Drei Autor/innen – drei nominierte Bücher: „Klartraum“ von Olga Flor und „Der Tag, an dem mein Großvater ein Held war“ von Paulus Hochgatterer sind für den österreichischen Buchpreis nominiert. „Flugschnee“ von Birgit Müller-Wiegand ist unter den 20 Titeln der Longlist des Deutschen Buchpreises.
Ausgabe: 2017/38
20.09.2017
- Maria Fellinger-Hauer
Flugschnee
Der Roman der in Oberösterreich geborenen und in München lebenden Autorin erzählt die Geschichte zweier Familien in einem zeitlichen Abstand von drei Generationen. Es geht um eine Familie, die mit dem plötzlichen Verschwinden des Sohnes Simon eine schwere emotionale Erschütterung erlebt. Besonders Simons Schwester, die Studentin Lucy, wird durch das Ereignis aus der Bahn geworfen.

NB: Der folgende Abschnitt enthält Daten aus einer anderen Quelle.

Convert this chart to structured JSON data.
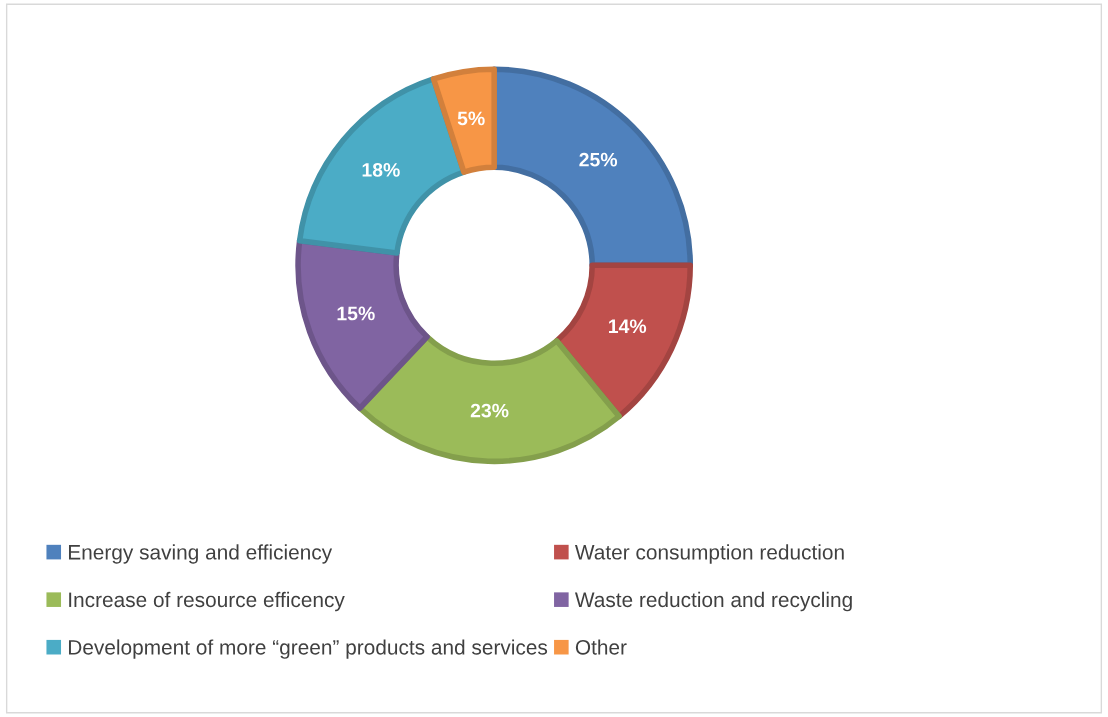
{
  "chart_data": {
    "type": "donut",
    "categories": [
      "Energy saving and efficiency",
      "Water consumption reduction",
      "Increase of resource efficency",
      "Waste reduction and recycling",
      "Development of more “green” products and services",
      "Other"
    ],
    "values": [
      25,
      14,
      23,
      15,
      18,
      5
    ],
    "colors": [
      "#4f81bd",
      "#c0504d",
      "#9bbb59",
      "#8064a2",
      "#4bacc6",
      "#f79646"
    ],
    "value_labels": [
      "25%",
      "14%",
      "23%",
      "15%",
      "18%",
      "5%"
    ],
    "legend": "bottom"
  }
}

In einem imaginären Zwiegespräch mit Simon will sie den Gründen für sein Verschwinden auf die Spur kommen und gerät damit immer stärker in den Bann ihrer Kindheitserinnerungen im Haus der Großeltern in Hamburg, wo jedes Jahr gemeinsam Weihnachten gefeiert wurde. Abwechselnd und auf zwei Zeitebenen kommen auch die anderen Familienmitglieder zu Wort. Und so entfaltet sich nach und nach ein Beziehungsgeflecht, das stückchenweise geheimgehaltene, entscheidende Wegmarken der Familiengeschichte enthüllt. Vielschichtig und bis zur letzten Seite spannend erzählt die Autorin von Ereignissen und Verstrickungen, die über Generationen wirksam und prägend sind. Das titelgebende Leitmotiv ist der Schnee im winterlichen Hamburg, der einerseits alles zudeckt, andererseits eine latente Gefahr für die Dachbalken des großelterlichen Hauses darstellt. Birgit Müller-Wieland, Flugschnee, Otto Müller, Salzburg, 2017, 343 S., ISBN 978-3-7013-1248-1.

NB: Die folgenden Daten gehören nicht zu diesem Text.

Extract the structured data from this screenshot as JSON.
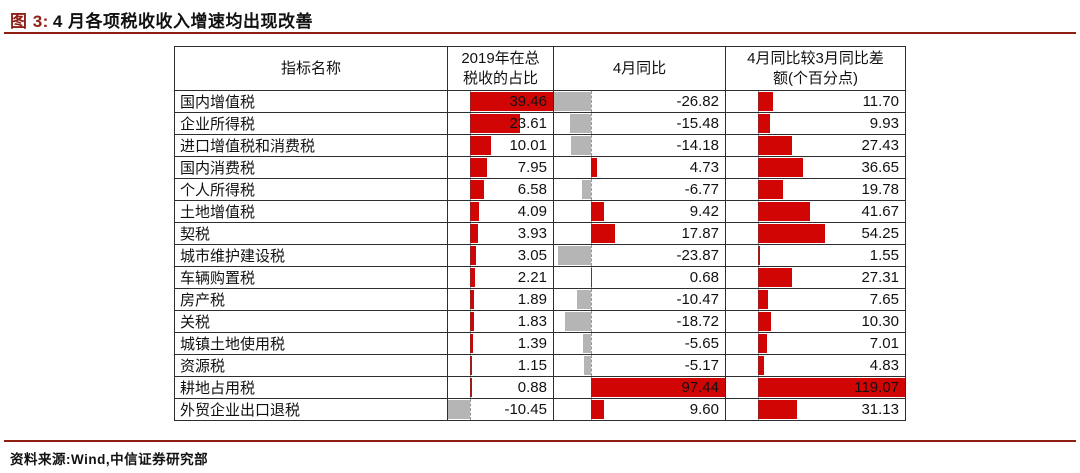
{
  "header": {
    "figure_label": "图 3:",
    "figure_title": "4 月各项税收收入增速均出现改善"
  },
  "footer": {
    "source_text": "资料来源:Wind,中信证券研究部"
  },
  "colors": {
    "bar_positive": "#d20505",
    "bar_negative": "#b5b5b5",
    "accent_maroon": "#8e1d12",
    "figure_label_color": "#8e2017",
    "table_border": "#2e2e2e"
  },
  "chart_data": {
    "type": "table",
    "title": "图 3:4 月各项税收收入增速均出现改善",
    "columns": [
      "指标名称",
      "2019年在总税收的占比",
      "4月同比",
      "4月同比较3月同比差额(个百分点)"
    ],
    "header_lines": [
      [
        "指标名称"
      ],
      [
        "2019年在总",
        "税收的占比"
      ],
      [
        "4月同比"
      ],
      [
        "4月同比较3月同比差",
        "额(个百分点)"
      ]
    ],
    "value_columns": [
      {
        "key": "share",
        "label": "2019年在总税收的占比"
      },
      {
        "key": "apr_yoy",
        "label": "4月同比"
      },
      {
        "key": "diff",
        "label": "4月同比较3月同比差额(个百分点)",
        "axis_frac": 0.18
      }
    ],
    "rows": [
      {
        "name": "国内增值税",
        "share": 39.46,
        "apr_yoy": -26.82,
        "diff": 11.7
      },
      {
        "name": "企业所得税",
        "share": 23.61,
        "apr_yoy": -15.48,
        "diff": 9.93
      },
      {
        "name": "进口增值税和消费税",
        "share": 10.01,
        "apr_yoy": -14.18,
        "diff": 27.43
      },
      {
        "name": "国内消费税",
        "share": 7.95,
        "apr_yoy": 4.73,
        "diff": 36.65
      },
      {
        "name": "个人所得税",
        "share": 6.58,
        "apr_yoy": -6.77,
        "diff": 19.78
      },
      {
        "name": "土地增值税",
        "share": 4.09,
        "apr_yoy": 9.42,
        "diff": 41.67
      },
      {
        "name": "契税",
        "share": 3.93,
        "apr_yoy": 17.87,
        "diff": 54.25
      },
      {
        "name": "城市维护建设税",
        "share": 3.05,
        "apr_yoy": -23.87,
        "diff": 1.55
      },
      {
        "name": "车辆购置税",
        "share": 2.21,
        "apr_yoy": 0.68,
        "diff": 27.31
      },
      {
        "name": "房产税",
        "share": 1.89,
        "apr_yoy": -10.47,
        "diff": 7.65
      },
      {
        "name": "关税",
        "share": 1.83,
        "apr_yoy": -18.72,
        "diff": 10.3
      },
      {
        "name": "城镇土地使用税",
        "share": 1.39,
        "apr_yoy": -5.65,
        "diff": 7.01
      },
      {
        "name": "资源税",
        "share": 1.15,
        "apr_yoy": -5.17,
        "diff": 4.83
      },
      {
        "name": "耕地占用税",
        "share": 0.88,
        "apr_yoy": 97.44,
        "diff": 119.07
      },
      {
        "name": "外贸企业出口退税",
        "share": -10.45,
        "apr_yoy": 9.6,
        "diff": 31.13
      }
    ]
  }
}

Der Tag, an dem mein Großvater ein Held war
Die letzten Kriegsmonate auf einem Bauernhof im niederösterreichischen Mostviertel sind Schauplatz der Erzählung von Paulus Hochgatterer. Nelli, ein 13-jähriges Mädchen, ausgebombt, verwaist und offensichtlich ohne Erinnerung, wird von der Großfamilie in Pflege genommen. Kurz darauf kommt ein junger Russe, aus deutscher Gefangenschaft geflohen, auf den Hof und noch einige Zeit später eine Gruppe auf dem Rückzug befindlicher Wehrmachtssoldaten. Hochgatterer erzählt die Geschichte, die sich aus diesem Zusammentreffen ergibt, aus der Perspektive des Mädchens. Er macht sich nicht zum Erfinder der Vergangenheit, der zu wissen vorgibt, wie es gewesen ist. Er schreibt, wie es gewesen sein könnte, und lässt dadurch vieles offen. 110 Seiten, die einen in ihren Bann ziehen. Weniger der Fakten wegen, die sich wahrscheinlich des Öfteren so oder so ähnlich zugetragen haben, sondern wegen der speziellen literarischen Qualität der Erzählung.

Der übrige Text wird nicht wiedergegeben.